Legality of the job

Good morning, I have some questions base on the text that I read:

“Typically companies prefer not to be scraped because it can lead to a misuse of their data, revenue loss, slowed user experience, and additional web infrastructure costs”

  • How can anyone working in Data Science know that the work that we are doing does not infringe the law? If I am working for a company and I was asked asked to scrape a website. Is there a way to know that we follow the law of all 50 States?
  • How can a company compromised revenue by scraping data from the web? A lawsuit?
  • How scraping data slow user experience? Does the use of many cookies slow down the user interaction?

Seems pretty legal:

Web scraping is now legal. Here’s what that means for Data… | by Tom Waterman | Medium

At least, for public available data. Or you can always consult with the developers behind the website you intent to scrape. And what you intent to do with the data. Scraping tickets (For concert for example) and then reselling them could land you into trouble. But I think that is common sense?

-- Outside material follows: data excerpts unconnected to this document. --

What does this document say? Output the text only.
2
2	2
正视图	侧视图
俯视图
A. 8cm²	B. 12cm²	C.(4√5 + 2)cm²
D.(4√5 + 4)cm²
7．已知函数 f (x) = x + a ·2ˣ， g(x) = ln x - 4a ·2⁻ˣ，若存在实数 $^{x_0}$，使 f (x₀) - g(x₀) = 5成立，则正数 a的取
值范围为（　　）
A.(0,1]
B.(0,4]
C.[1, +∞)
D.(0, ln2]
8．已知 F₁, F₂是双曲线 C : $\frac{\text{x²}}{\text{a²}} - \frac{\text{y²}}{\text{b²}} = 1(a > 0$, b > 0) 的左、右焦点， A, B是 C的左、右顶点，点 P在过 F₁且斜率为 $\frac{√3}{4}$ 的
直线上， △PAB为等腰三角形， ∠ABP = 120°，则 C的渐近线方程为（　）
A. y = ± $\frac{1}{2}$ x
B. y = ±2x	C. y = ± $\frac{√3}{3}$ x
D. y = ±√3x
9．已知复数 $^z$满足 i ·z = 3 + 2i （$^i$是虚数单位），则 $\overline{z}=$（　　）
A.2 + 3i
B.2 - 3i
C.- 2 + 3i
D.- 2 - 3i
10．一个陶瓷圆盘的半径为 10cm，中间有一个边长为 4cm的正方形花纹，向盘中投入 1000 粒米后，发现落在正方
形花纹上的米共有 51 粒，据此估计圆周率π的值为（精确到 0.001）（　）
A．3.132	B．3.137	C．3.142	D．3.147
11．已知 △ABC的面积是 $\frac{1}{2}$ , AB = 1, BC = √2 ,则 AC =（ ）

loss in advertisement revenue. If people use your service instead

Computers can make requests a lot faster then humans, so all those scrapers and crawlers take up an awful amount of processing power. Which means you need more servers, which cost extra

only half (!!) of the internet traffic is human.


Also, VIP: always, always read a website’s policies and documentation before you attempt to scrape any data from it.


If you plan on writing a program that scrapes many pages on the same site, you’ll want to incorporate time.sleep() into your program as well (I’m assuming you’re using Python based on your quote above). If you make your script mimic a human user by pausing for a few seconds between each page request, you’re less likely to overload their servers or get your IP address blacklisted by the company.